Apolipoprotein CIII

Apolipoprotein C is the major apolipoprotein of very low density lipoprotein cholesterol. It is also present in high density lipoprotein-cholesterol and low density lipoprotein-cholesterol. There are 3 different apolipoproteins C, namely ApoCI, ApoCII, ApoCIII, which is a small amount of structural protein of CM, VLDL and HDL. Immunoturbidimetric assay: serum ApoCIII is combined with a specific anti-human ApoCIII antibody in the reagent to form an insoluble immune complex, which makes the reaction solution turbid. The absorbance is measured by a luminometer at a wavelength of 340 nm, representing the degree of turbidity and the degree of turbidity. Reflects the amount of ApoCIII in the serum sample, which can be read from the calibration curve of the calibrated serum.

Basic Information

Specialist classification: cardiovascular examination classification: biochemical examination

Applicable gender: whether men and women apply fasting: fasting

Tips: Before you check, pay attention to rest and ban diet. Normal value

The one-way diffusion-free method is 90 to 164 mg/L.

Clinical significance

Elevation is seen in hyperlipidemia.

High results may be diseases: precautions for hyperlipidemia

Before inspection:

1, do not eat too greasy, high-protein food the day before the blood, to avoid heavy drinking. The alcohol content in the blood directly affects the test results.

2. Fasting for 12 hours before taking blood, taking fresh blood for inspection.

When checking:

When you draw blood, you should relax your mind, avoid the contraction of blood vessels caused by fear, and increase the difficulty of blood collection.

After inspection:

1. After blood is drawn, local compression is required at the pinhole for 3-5 minutes to stop bleeding. Note: Do not rub, so as not to cause subcutaneous hematoma.

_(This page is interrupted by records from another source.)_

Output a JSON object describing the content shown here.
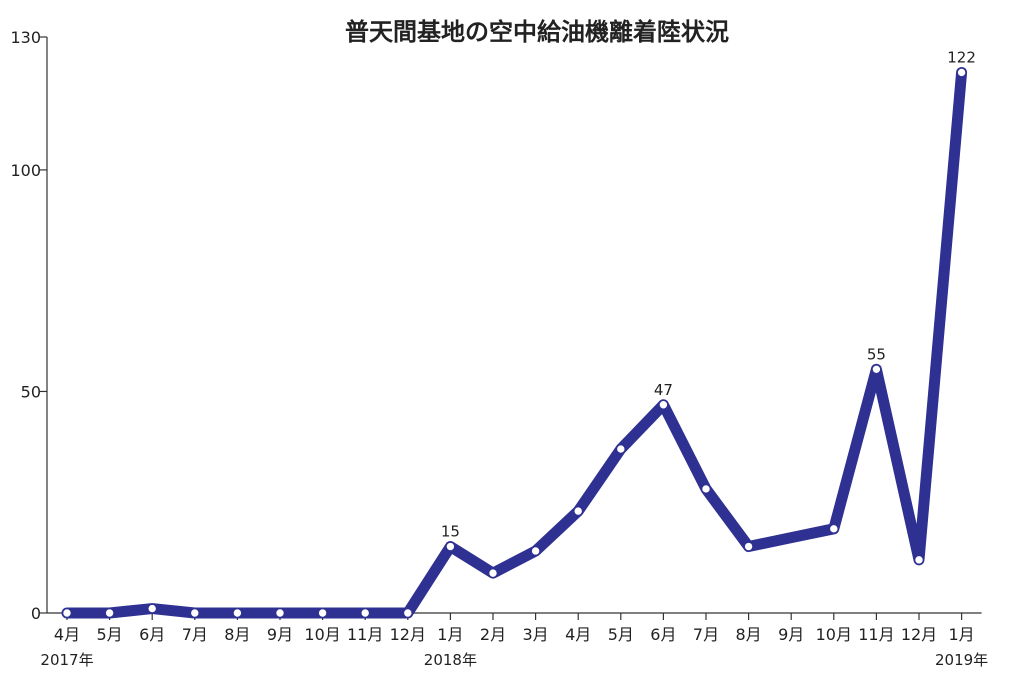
{
  "chart_data": {
    "type": "line",
    "title": "普天間基地の空中給油機離着陸状況",
    "xlabel": "",
    "ylabel": "",
    "categories": [
      "4月",
      "5月",
      "6月",
      "7月",
      "8月",
      "9月",
      "10月",
      "11月",
      "12月",
      "1月",
      "2月",
      "3月",
      "4月",
      "5月",
      "6月",
      "7月",
      "8月",
      "9月",
      "10月",
      "11月",
      "12月",
      "1月"
    ],
    "year_labels": [
      {
        "index": 0,
        "label": "2017年"
      },
      {
        "index": 9,
        "label": "2018年"
      },
      {
        "index": 21,
        "label": "2019年"
      }
    ],
    "series": [
      {
        "values": [
          0,
          0,
          1,
          0,
          0,
          0,
          0,
          0,
          0,
          15,
          9,
          14,
          23,
          37,
          47,
          28,
          15,
          17,
          19,
          55,
          12,
          122
        ],
        "color": "#2e3192"
      }
    ],
    "point_markers": [
      0,
      1,
      2,
      3,
      4,
      5,
      6,
      7,
      8,
      9,
      10,
      11,
      12,
      13,
      14,
      15,
      16,
      18,
      19,
      20,
      21
    ],
    "data_labels": [
      {
        "index": 9,
        "text": "15"
      },
      {
        "index": 14,
        "text": "47"
      },
      {
        "index": 19,
        "text": "55"
      },
      {
        "index": 21,
        "text": "122"
      }
    ],
    "yticks": [
      0,
      50,
      100,
      130
    ],
    "ylim": [
      0,
      130
    ],
    "grid": false,
    "legend": "none"
  }
}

2, the pressing time should be sufficient. There is a difference in clotting time for each person, and some people need a little longer to clotting. Therefore, when the surface of the skin appears to be bleeding, the compression is stopped immediately, and the blood may be infiltrated into the skin due to incomplete hemostasis. Therefore, the compression time is longer to completely stop bleeding. If there is a tendency to bleed, the compression time should be extended.

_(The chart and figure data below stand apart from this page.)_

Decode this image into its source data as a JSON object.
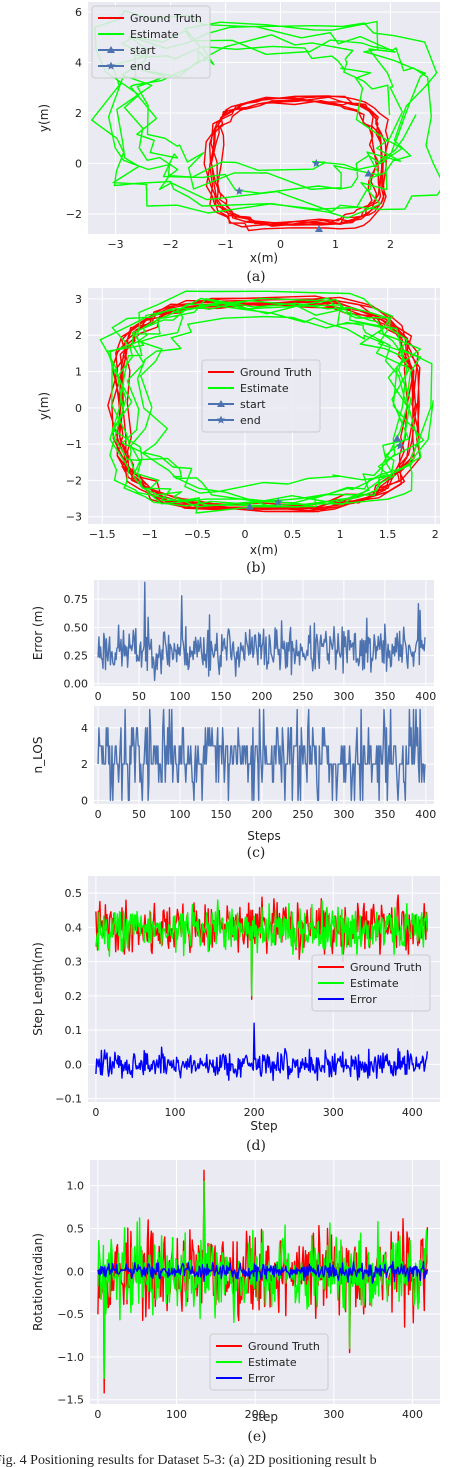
{
  "caption": "Fig. 4 Positioning results for Dataset 5-3: (a) 2D positioning result b",
  "chart_data": [
    {
      "id": "a",
      "type": "line",
      "sublabel": "(a)",
      "xlabel": "x(m)",
      "ylabel": "y(m)",
      "xlim": [
        -3.5,
        2.9
      ],
      "ylim": [
        -2.8,
        6.4
      ],
      "xticks": [
        -3,
        -2,
        -1,
        0,
        1,
        2
      ],
      "yticks": [
        -2,
        0,
        2,
        4,
        6
      ],
      "grid": true,
      "legend": "upper-left",
      "legend_entries": [
        "Ground Truth",
        "Estimate",
        "start",
        "end"
      ],
      "series": [
        {
          "name": "Ground Truth",
          "color": "#ff0000",
          "shape": "loop",
          "cx": 0.3,
          "cy": 0.0,
          "rx": 1.55,
          "ry": 2.5,
          "noise": 0.15,
          "loops": 7,
          "seed": 3
        },
        {
          "name": "Estimate",
          "color": "#00ff00",
          "shape": "loop",
          "cx": -0.3,
          "cy": 2.0,
          "rx": 2.6,
          "ry": 3.3,
          "noise": 0.6,
          "loops": 6,
          "seed": 11
        }
      ],
      "start_points": [
        [
          0.7,
          -2.6
        ],
        [
          1.6,
          -0.4
        ]
      ],
      "end_points": [
        [
          -0.75,
          -1.1
        ],
        [
          0.65,
          0.0
        ]
      ]
    },
    {
      "id": "b",
      "type": "line",
      "sublabel": "(b)",
      "xlabel": "x(m)",
      "ylabel": "y(m)",
      "xlim": [
        -1.65,
        2.05
      ],
      "ylim": [
        -3.2,
        3.3
      ],
      "xticks": [
        -1.5,
        -1.0,
        -0.5,
        0.0,
        0.5,
        1.0,
        1.5,
        2.0
      ],
      "yticks": [
        -3,
        -2,
        -1,
        0,
        1,
        2,
        3
      ],
      "grid": true,
      "legend": "center",
      "legend_entries": [
        "Ground Truth",
        "Estimate",
        "start",
        "end"
      ],
      "series": [
        {
          "name": "Ground Truth",
          "color": "#ff0000",
          "shape": "loop",
          "cx": 0.2,
          "cy": 0.1,
          "rx": 1.55,
          "ry": 2.85,
          "noise": 0.12,
          "loops": 8,
          "seed": 5
        },
        {
          "name": "Estimate",
          "color": "#00ff00",
          "shape": "loop",
          "cx": 0.15,
          "cy": 0.1,
          "rx": 1.5,
          "ry": 2.7,
          "noise": 0.3,
          "loops": 8,
          "seed": 17
        }
      ],
      "start_points": [
        [
          0.05,
          -2.72
        ],
        [
          1.6,
          -0.85
        ]
      ],
      "end_points": [
        [
          0.35,
          -2.6
        ],
        [
          1.63,
          -1.05
        ]
      ]
    },
    {
      "id": "c1",
      "type": "line",
      "sublabel": "",
      "xlabel": "",
      "ylabel": "Error (m)",
      "xlim": [
        -5,
        410
      ],
      "ylim": [
        -0.02,
        0.92
      ],
      "xticks": [
        0,
        50,
        100,
        150,
        200,
        250,
        300,
        350,
        400
      ],
      "yticks": [
        0.0,
        0.25,
        0.5,
        0.75
      ],
      "ytick_labels": [
        "0.00",
        "0.25",
        "0.50",
        "0.75"
      ],
      "grid": true,
      "series": [
        {
          "name": "",
          "color": "#4c72b0",
          "shape": "noise",
          "n": 400,
          "base": 0.3,
          "amp": 0.13,
          "min": 0.01,
          "max": 0.9,
          "seed": 23,
          "spikes": [
            [
              57,
              0.9
            ],
            [
              102,
              0.78
            ],
            [
              136,
              0.61
            ],
            [
              328,
              0.58
            ],
            [
              391,
              0.71
            ],
            [
              393,
              0.65
            ]
          ]
        }
      ]
    },
    {
      "id": "c2",
      "type": "step",
      "sublabel": "(c)",
      "xlabel": "Steps",
      "ylabel": "n_LOS",
      "xlim": [
        -5,
        410
      ],
      "ylim": [
        -0.2,
        5.2
      ],
      "xticks": [
        0,
        50,
        100,
        150,
        200,
        250,
        300,
        350,
        400
      ],
      "yticks": [
        0,
        2,
        4
      ],
      "grid": true,
      "series": [
        {
          "name": "",
          "color": "#4c72b0",
          "shape": "discrete",
          "n": 400,
          "levels": [
            0,
            1,
            2,
            3,
            4,
            5
          ],
          "weights": [
            0.06,
            0.12,
            0.4,
            0.3,
            0.08,
            0.04
          ],
          "seed": 29
        }
      ]
    },
    {
      "id": "d",
      "type": "line",
      "sublabel": "(d)",
      "xlabel": "Step",
      "ylabel": "Step Length(m)",
      "xlim": [
        -10,
        435
      ],
      "ylim": [
        -0.11,
        0.55
      ],
      "xticks": [
        0,
        100,
        200,
        300,
        400
      ],
      "yticks": [
        -0.1,
        0.0,
        0.1,
        0.2,
        0.3,
        0.4,
        0.5
      ],
      "ytick_labels": [
        "-0.1",
        "0.0",
        "0.1",
        "0.2",
        "0.3",
        "0.4",
        "0.5"
      ],
      "grid": true,
      "legend": "center-right",
      "legend_entries": [
        "Ground Truth",
        "Estimate",
        "Error"
      ],
      "series": [
        {
          "name": "Ground Truth",
          "color": "#ff0000",
          "shape": "noise",
          "n": 420,
          "base": 0.4,
          "amp": 0.045,
          "min": 0.19,
          "max": 0.52,
          "seed": 41,
          "spikes": [
            [
              197,
              0.19
            ],
            [
              312,
              0.3
            ]
          ]
        },
        {
          "name": "Estimate",
          "color": "#00ff00",
          "shape": "noise",
          "n": 420,
          "base": 0.395,
          "amp": 0.04,
          "min": 0.2,
          "max": 0.5,
          "seed": 43,
          "spikes": [
            [
              197,
              0.2
            ],
            [
              312,
              0.31
            ]
          ]
        },
        {
          "name": "Error",
          "color": "#0000ff",
          "shape": "noise",
          "n": 420,
          "base": 0.0,
          "amp": 0.025,
          "min": -0.08,
          "max": 0.12,
          "seed": 47,
          "spikes": [
            [
              200,
              0.12
            ]
          ]
        }
      ]
    },
    {
      "id": "e",
      "type": "line",
      "sublabel": "(e)",
      "xlabel": "step",
      "ylabel": "Rotation(radian)",
      "xlim": [
        -10,
        435
      ],
      "ylim": [
        -1.55,
        1.3
      ],
      "xticks": [
        0,
        100,
        200,
        300,
        400
      ],
      "yticks": [
        -1.5,
        -1.0,
        -0.5,
        0.0,
        0.5,
        1.0
      ],
      "ytick_labels": [
        "-1.5",
        "-1.0",
        "-0.5",
        "0.0",
        "0.5",
        "1.0"
      ],
      "grid": true,
      "legend": "lower-center",
      "legend_entries": [
        "Ground Truth",
        "Estimate",
        "Error"
      ],
      "series": [
        {
          "name": "Ground Truth",
          "color": "#ff0000",
          "shape": "noise",
          "n": 420,
          "base": 0.0,
          "amp": 0.3,
          "min": -1.42,
          "max": 1.18,
          "seed": 53,
          "spikes": [
            [
              8,
              -1.42
            ],
            [
              135,
              1.18
            ],
            [
              320,
              -0.95
            ]
          ]
        },
        {
          "name": "Estimate",
          "color": "#00ff00",
          "shape": "noise",
          "n": 420,
          "base": 0.0,
          "amp": 0.28,
          "min": -1.3,
          "max": 1.05,
          "seed": 59,
          "spikes": [
            [
              8,
              -1.25
            ],
            [
              135,
              1.05
            ],
            [
              320,
              -0.9
            ]
          ]
        },
        {
          "name": "Error",
          "color": "#0000ff",
          "shape": "noise",
          "n": 420,
          "base": 0.0,
          "amp": 0.06,
          "min": -0.3,
          "max": 0.2,
          "seed": 61,
          "spikes": []
        }
      ]
    }
  ]
}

3, after the blood draw symptoms of fainting such as: dizziness, vertigo, fatigue, etc. should immediately lie down, drink a small amount of syrup, and then undergo a physical examination after the symptoms are relieved.

4. If there is localized congestion, use a warm towel after 24 hours to promote absorption.

Inspection process

Rocket electrophoresis:

1 pouring plate: 10g/L agarose 10ml per plate, melt in boiling water bath, mix, cold to 50 ~ 55 ° C when adding apoAI antiserum 50μl, apoB antiserum 8μl (amount depending on antiserum titer) Mix quickly and pour on the glass plate preset on the water platform, cool and place at 4 ° C, and then punch holes after 20 min. The hole is at the cathode end of the plate, the hole diameter is 3 mm, the hole spacing is at least 5 mm, and the hole volume is 5 μl. Place the plate in the electrophoresis tank and bridge with filter paper.

2 diluted antigen: the calibration serum was diluted to 1:100, 1:150, 1:200, 1:300, and 1:400 (for calibration curve) with 0.15mol/L NaCl solution, and the serum sample was diluted 1:200. Put the refrigerator at 4 °C for no more than 3 days.

3 Loading: In the low current state (10 mA / plate), dilute the fixed serum and specimens to absorb 5 μl (accurate), and add to the agarose gel sample well. Each board has to do a series of standards.

4 power: steady flow 24mA / board, terminal voltage 6 ~ 8V / cm, cooling with running water to maintain agarose 15 ° C, electrophoresis 3 ~ 4h.

5 deproteinized protein and dry film: the agarose plate after electrophoresis was immersed in 0.15mol/L NaCl for 30min, and the film was placed on the polyester film, and the glue was absorbed by the multi-layer filter paper under gentle pressure. Moisture, then dry the filter paper, film and polyester film together, or dry it with a hot air blower. After drying, the film will naturally separate from the filter paper and polyester film.

6 staining: The agarose film was immersed in the staining solution for 20 to 30 minutes.

7 Decolorization: Soak the dyed film with a decolorizing solution until the rocket peak is clear, and the background is basically colorless. It can be clamped in two pieces of cellophane in water and can be stored for a long time after drying. It can also be soaked in running water to remove the background.

Not suitable for the crowd

Inappropriate people: Generally there are no people who are not suitable.

Adverse reactions and risks

1. Infection: Pay attention to aseptic operation when collecting blood, avoid contamination of water and other parts at the blood collection site to avoid local infection.

2, bleeding: after the blood is given a full compression time, especially coagulopathy, bleeding tendency, to avoid local subcutaneous oozing, bruising and swelling.